Increasing your calcium intake is another excellent strategy to maintain high levels of magnesium since calcium aids in the body’s ability to absorb and utilise magnesium. Nanavati advises, “You can take a vitamin D pill and acquire adequate vitamin K in your diet.” Beef and chicken liver, broccoli, Brussels sprouts, cabbage, collard greens, soybean, and dark leafy greens like spinach and kale are among foods that contain vitamin K. Got it!
Phosphorus, copper, and zinc are other minerals that aid in the body’s absorption and use of magnesium. “Fish, steak, poultry, pig, beans, nuts, seeds, and dairy products are a few sources of phosphorus. Liver, oysters, lobster, crab, whole grains, mushrooms, leafy greens, and avocados are foods that contain copper. Beef, pig, lamb, chicken, turkey, beans, nuts, seeds, and whole grains all contain zinc “Lists by Nanavati.

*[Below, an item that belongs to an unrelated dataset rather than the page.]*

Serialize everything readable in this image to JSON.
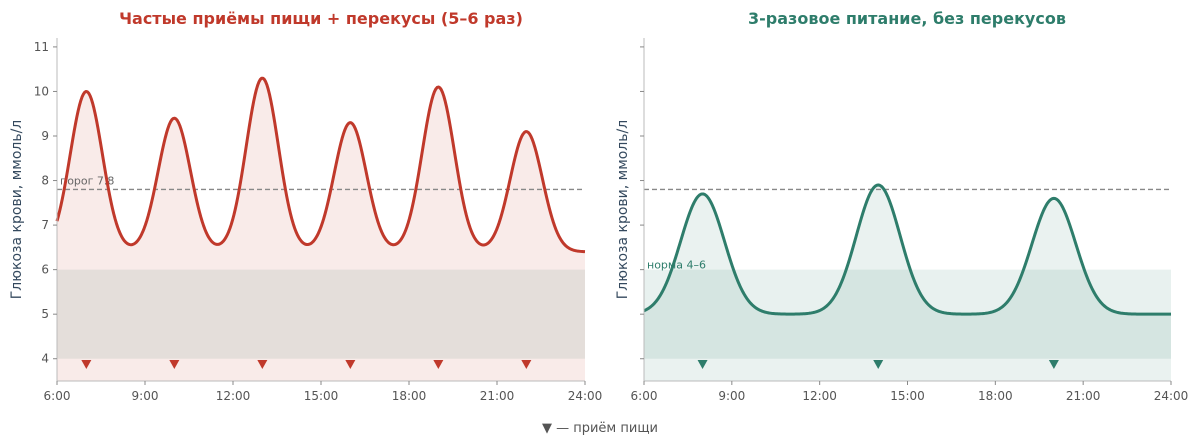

Finally, Gervacio advises us to limit our intake of alcohol and caffeine because they interfere with the absorption of magnesium if we want to maximise our levels of magnesium. She advises drinking freshly squeezed fruit juices and vegetable smoothies as an alternative.
In the end, real magnesium deficits are extremely uncommon and probably not a cause for concern. However, increasing your consumption of foods high in magnesium doesn’t hurt if weight reduction is what you’re aiming. Who knows, it could provide your body with the boost it needs to attain your target weight!